Menurutnya, bila dalam ruang nyata, sebuah peta merupakan representasi dari
sebuah teritori, maka dalam mekanisme simulasi yang terjadi adalah
sebaliknya. Peta mendahului teritori. Realitas-realitas teritorial sosial,
budaya atau politik, kini dibangun berlandaskan model-model dari peta yang
sudah ada. Dalam dunia simulasi, bukan realitas yang menjadi cermin
kenyataan, melainkan model-model yang ditawarkan televisi, iklan atau
tokoh-tokoh kartun. Adalah tempat-tempat seperti Disneyland, atau Universal
Studio; bintang film seperti Madonna atau Leonardo de Caprio; iklan celana
Levis atau jam tangan Guess; film telenovela Maria Mercedes atau Esmeralda;
tokoh boneka Barbie, kartun Doraemon atau Mickey Mouse yang kini menjadi
model-model acuan dalam membangun citra, nilai dan makna dalam kehidupan
sosial, budaya serta politik masyarakat dewasa ini (Piliang, 1998: 194).

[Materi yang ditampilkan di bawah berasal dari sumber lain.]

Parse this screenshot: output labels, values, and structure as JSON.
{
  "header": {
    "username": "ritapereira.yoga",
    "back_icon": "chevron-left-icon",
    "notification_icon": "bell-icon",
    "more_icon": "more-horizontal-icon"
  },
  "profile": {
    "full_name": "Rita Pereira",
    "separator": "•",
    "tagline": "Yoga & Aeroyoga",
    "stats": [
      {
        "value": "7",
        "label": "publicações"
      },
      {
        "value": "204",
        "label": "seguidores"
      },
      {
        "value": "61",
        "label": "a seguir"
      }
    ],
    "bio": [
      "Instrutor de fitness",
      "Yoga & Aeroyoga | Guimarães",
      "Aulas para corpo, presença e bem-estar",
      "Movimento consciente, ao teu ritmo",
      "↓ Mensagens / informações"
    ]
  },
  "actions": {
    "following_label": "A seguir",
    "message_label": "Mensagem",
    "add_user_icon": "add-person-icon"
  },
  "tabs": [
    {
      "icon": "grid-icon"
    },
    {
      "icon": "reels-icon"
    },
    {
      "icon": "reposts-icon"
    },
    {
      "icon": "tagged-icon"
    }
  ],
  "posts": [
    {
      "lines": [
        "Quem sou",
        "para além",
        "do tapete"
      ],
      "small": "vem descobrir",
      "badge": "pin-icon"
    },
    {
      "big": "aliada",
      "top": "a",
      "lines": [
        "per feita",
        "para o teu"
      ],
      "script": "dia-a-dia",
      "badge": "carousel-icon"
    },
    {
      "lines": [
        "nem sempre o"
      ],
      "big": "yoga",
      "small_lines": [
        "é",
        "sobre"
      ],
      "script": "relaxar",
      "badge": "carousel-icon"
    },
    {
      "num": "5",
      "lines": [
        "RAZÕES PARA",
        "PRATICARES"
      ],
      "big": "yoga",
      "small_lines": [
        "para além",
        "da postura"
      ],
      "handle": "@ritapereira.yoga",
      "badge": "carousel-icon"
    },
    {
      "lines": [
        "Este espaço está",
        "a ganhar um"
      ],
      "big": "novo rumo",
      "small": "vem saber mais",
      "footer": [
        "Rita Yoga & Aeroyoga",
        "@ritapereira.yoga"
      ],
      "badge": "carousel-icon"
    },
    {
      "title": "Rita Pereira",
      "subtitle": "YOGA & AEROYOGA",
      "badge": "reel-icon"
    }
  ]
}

Dalam wacana simulasi, manusia mendiami suatu ruang realitas, dimana
perbedaan antara yang nyata dan fantasi, yang asli dan yang palsu sangat
tipis. Manusia kini hidup dalam ruang khayali yang nyata sebuah fiksi yang
faktual. Realitas-realitas simulasi menjadi ruang kehidupan baru dimana
manusia menemukan dan mengaktualisasikan eksistensi dirinya. Lewat
televisi, misalnya, dunia simulasi tampil secara sempurna. Inilah ruang
yang tak lagi peduli dengan kategori-kategori nyata, semu, benar, salah,
referensi, representasi, fakta, citra, produksi, reproduksi semuanya lebur
menjadi satu dalam silang sengkarut tanda. Dengan televisi realitas tidak
hanya diproduksi, disebarluaskan atau direproduksi, bahkan juga
dimanipulasi. Realitas simulasi seperti ini membentuk sebuah kesadaran baru
bagi masyarakat dewasa ini. Televisi yang disebut Baudrillard sebagai
artefak postmodernisme yang paling meyakinkan atau juga Disneyland, pada
kenyataannya sama nyatanya dengan pelajaran Sejarah atau Etika di sekolah
sebab keduanya sama-sama menawarkan informasi dan membentuk pandangan serta
gaya hidup manusia. Bahkan, Doraemon atau iklan shampoo Sunsilk di televisi
seolah lebih ampuh dari ajaran budi pekerti, moral dan agama dalam membantu
manusia menemukan citra diri dan makna hidupnya (Piliang, 1997: 194).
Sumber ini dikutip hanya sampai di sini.